Eingewachsene Haar nerven viele Frauen. Dabei geht es um die Haare, die sich unter der Haut einrollen, nur um als entzündetes Pickelchen an der Oberfläche wieder aufzutauchen. Wie Stylight schreibt, entstehen sie insbesondere bei Frauen mit lockigen, dicken Haaren. Sie kringeln sich unter der Haut und wachsen inwärts und nicht aus der Haut, wie sie es eigentlich tun sollten. Der Körper reagiert auf ein eingewachsenes Haar wie auf jeden anderen Fremdkörper: Mit einer Entzündung.

Schritt für Schritt gegen eingewachsene Haare

Das erste Mal treten eingewachsene Haare meistens auf, wenn man anfängt sich zu rasieren. Ist der Übeltäter draußen, hat die Haut darum herum leider auch ganz schön gelitten. Zeit, eingewachsene Haare an der Wurzel des Übels anzugehen.

Schritt eins? Alle Rasierklingen, die stumpf sein könnten, wegschmeißen. Wenn eine Klinge ein Haar nämlich „stumpf“ anschneidet, wächst dies eher ein. Schritt zwei: Richtig und regelmäßig Peelen. Auf diese Weise gelangen weniger abgestorbene Hautzellen in deine Poren, die so den Rasiervorgang stören. Dann empfehlen wir weiterhin, einen Rasierschaum zu kaufen der Pflegestoffe wie Kokosnussöl oder Mangobutter enthält: Je weicher und gepflegter die Haut schon beim Rasieren ist, desto einfacher geht’s.
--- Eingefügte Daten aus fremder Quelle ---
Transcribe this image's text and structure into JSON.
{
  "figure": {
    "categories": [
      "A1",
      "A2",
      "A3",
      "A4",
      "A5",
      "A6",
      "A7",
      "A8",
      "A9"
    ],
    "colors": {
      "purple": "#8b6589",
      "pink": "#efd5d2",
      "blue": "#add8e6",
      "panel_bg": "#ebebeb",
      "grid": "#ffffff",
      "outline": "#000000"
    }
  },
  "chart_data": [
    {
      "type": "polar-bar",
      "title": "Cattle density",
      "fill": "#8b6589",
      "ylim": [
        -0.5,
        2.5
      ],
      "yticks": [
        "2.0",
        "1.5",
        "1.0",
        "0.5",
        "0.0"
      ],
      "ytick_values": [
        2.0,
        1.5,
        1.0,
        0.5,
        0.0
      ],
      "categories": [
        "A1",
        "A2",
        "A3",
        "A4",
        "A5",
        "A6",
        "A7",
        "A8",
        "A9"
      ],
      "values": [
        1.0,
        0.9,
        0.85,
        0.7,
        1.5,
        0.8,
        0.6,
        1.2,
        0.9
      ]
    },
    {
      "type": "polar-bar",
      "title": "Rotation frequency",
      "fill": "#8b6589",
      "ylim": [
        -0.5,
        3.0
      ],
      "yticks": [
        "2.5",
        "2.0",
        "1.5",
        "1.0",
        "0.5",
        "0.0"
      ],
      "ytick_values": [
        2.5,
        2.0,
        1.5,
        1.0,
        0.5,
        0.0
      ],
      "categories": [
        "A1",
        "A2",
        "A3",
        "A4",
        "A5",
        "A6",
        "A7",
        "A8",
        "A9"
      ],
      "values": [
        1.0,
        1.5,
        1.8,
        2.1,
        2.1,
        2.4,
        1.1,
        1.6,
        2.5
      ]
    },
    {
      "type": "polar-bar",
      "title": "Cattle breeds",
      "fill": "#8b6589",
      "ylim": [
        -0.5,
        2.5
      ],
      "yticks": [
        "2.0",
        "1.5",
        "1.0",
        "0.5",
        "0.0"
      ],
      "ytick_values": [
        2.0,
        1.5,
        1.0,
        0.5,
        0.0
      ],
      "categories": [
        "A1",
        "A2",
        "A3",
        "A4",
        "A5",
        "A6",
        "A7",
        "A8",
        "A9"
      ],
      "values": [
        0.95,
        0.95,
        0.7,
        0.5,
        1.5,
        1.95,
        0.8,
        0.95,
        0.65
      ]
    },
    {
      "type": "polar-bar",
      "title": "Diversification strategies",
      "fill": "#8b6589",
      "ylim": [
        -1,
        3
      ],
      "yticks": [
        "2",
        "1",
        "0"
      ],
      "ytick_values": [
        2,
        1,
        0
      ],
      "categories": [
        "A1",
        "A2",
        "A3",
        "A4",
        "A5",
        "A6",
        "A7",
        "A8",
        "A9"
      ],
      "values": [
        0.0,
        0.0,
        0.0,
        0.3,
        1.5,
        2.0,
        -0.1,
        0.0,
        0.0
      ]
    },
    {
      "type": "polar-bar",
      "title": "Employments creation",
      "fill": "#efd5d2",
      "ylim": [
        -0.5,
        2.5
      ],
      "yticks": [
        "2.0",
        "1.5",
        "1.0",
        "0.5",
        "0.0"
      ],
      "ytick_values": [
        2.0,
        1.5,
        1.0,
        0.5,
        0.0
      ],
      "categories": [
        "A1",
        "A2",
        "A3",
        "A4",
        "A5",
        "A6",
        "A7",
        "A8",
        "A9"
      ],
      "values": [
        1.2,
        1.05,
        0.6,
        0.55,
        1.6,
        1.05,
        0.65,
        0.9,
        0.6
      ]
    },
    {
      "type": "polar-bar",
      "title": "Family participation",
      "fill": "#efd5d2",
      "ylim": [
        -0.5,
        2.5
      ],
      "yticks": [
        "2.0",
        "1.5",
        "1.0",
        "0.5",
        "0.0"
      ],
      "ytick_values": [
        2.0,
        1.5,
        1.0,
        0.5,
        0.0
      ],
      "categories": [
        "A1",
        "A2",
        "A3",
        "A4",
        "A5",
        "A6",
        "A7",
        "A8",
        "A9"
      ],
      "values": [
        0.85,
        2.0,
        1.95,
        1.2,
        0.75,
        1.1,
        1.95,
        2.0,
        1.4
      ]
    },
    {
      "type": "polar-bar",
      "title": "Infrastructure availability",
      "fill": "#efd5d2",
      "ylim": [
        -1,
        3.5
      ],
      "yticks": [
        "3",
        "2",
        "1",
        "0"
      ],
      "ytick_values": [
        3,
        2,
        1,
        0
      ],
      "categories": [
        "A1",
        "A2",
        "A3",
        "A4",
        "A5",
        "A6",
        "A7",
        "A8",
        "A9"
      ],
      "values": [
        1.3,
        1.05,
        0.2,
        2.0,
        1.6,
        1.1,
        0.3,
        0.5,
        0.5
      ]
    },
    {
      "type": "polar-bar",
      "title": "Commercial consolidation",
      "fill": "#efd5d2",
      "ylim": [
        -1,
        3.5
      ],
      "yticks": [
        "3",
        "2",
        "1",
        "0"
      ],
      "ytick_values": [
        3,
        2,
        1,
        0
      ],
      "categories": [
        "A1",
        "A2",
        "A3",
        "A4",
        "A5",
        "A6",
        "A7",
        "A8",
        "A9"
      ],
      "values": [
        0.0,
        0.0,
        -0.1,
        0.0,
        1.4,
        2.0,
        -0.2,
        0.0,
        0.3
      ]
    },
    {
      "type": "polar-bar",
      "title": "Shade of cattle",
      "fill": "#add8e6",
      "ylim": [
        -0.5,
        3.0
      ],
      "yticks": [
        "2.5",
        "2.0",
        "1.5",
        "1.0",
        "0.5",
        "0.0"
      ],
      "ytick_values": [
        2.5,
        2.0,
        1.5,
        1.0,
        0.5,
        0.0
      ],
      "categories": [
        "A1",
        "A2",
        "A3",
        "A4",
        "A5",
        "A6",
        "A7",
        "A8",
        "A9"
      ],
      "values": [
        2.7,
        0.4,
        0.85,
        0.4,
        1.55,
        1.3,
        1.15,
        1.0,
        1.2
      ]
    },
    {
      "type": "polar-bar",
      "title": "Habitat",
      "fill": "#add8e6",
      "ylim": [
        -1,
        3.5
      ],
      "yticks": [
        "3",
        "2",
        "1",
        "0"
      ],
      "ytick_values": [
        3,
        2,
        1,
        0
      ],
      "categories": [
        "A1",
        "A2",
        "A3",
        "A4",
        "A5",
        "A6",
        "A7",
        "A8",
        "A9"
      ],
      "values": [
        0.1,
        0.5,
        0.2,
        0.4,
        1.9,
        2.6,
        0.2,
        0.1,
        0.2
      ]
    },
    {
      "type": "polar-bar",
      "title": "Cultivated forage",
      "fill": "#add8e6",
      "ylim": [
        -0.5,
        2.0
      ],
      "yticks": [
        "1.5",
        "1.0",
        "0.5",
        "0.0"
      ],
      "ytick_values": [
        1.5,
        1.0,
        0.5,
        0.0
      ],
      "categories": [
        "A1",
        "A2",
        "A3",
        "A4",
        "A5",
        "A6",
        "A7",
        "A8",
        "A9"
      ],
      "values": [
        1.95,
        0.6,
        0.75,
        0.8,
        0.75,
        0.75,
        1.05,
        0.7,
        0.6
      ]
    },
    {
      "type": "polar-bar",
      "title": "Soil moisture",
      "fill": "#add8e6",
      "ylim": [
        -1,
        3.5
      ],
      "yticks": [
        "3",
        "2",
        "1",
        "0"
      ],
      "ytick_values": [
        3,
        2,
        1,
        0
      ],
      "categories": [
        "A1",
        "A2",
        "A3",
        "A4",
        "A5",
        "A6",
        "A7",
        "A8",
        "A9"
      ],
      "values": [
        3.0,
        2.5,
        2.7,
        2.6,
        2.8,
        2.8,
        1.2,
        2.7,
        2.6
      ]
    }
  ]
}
Eingewachsene Haare: Der Akut-Plan

Weil Haare meistens nach dem Rasieren einwachsen, wäre es natürlich am besten, gar nicht mehr zu rasieren. Empfehlen zumindest einige Dermatologen. Es hilft aber auch schon, das Rasieren auf einmal pro Woche zu beschränken. Zudem kannst du dir überlegen die Stelle, an denen die Haare immer wieder einwachsen, nicht mehr zu rasieren.

Am liebsten wäre es den Betroffenen natürlich, wenn die eingewachsenen Haare gar nicht auftauchen würden. Da sie aber nun mal da sind, muss man ein wenig Schadenseingrenzung betreiben. Wenn du eingewachsene Haare richtig entfernen willst, dann solltest du sie nicht mehr unter der Haut rausholen, sondern dich ein wenig in Geduld üben und einige Tricks anwenden.

  1. Zuerst probierst du zweimal täglich ein Peeling aus Backpulver, Honig und Muskatnusspulver aus. Die Kombination der Inhaltsstoffe entfernt Hautschüppchen und wirkt Entzündungen entgegen. Der Honig macht, dass die betroffene Hautpartie nicht austrocknet – so, dass das Haar leichter austreten kann.
  2. Wenn du die Haarspitze dann siehst, solltest du mit Hitze arbeiten. Eine heiße Kompresse auflegen, die die Haut weichmacht und Poren öffnet, ist meistens das Richtige. Die Wärme macht es dem Haar leichter richtig rauszuwachsen. Zehn Minuten mit einem warmen Lappen sollten genügen.
  3. Im dritten Schritt geht es darum, das Haar fachgerecht zu entfernen – am besten mit einer spitzen Pinzetten. Diese reibst du erst mit Alkohol ab, um sie zu desinfizieren – das vermeidet, dass Bakterien in die Wunde übergehen können. Sobald das Haar lang genug ist, schnappst du es dir. Sei aber vorsichtig, damit es nicht beim rausziehen abbricht und weitere Entzündungen verursacht.
  4. Mit dem letzten Schritt hältst du allfällige Entzündungen in Schach. Dafür kannst du ein „eingewachsene Haare“-Serum auftragen. Das desinfiziert und beruhigt die Haut. Ansonsten geht es auch mit einem DIY-Treatment: Mische drei Teile Rosenwasser, ein Teil Aloe Vera Gel und ein Teil Teebaumöl. Diese Mischung kannst du im Kühlschrank aufbewahren – die Kälte wirkt Entzündungen zusätzlich entgegen.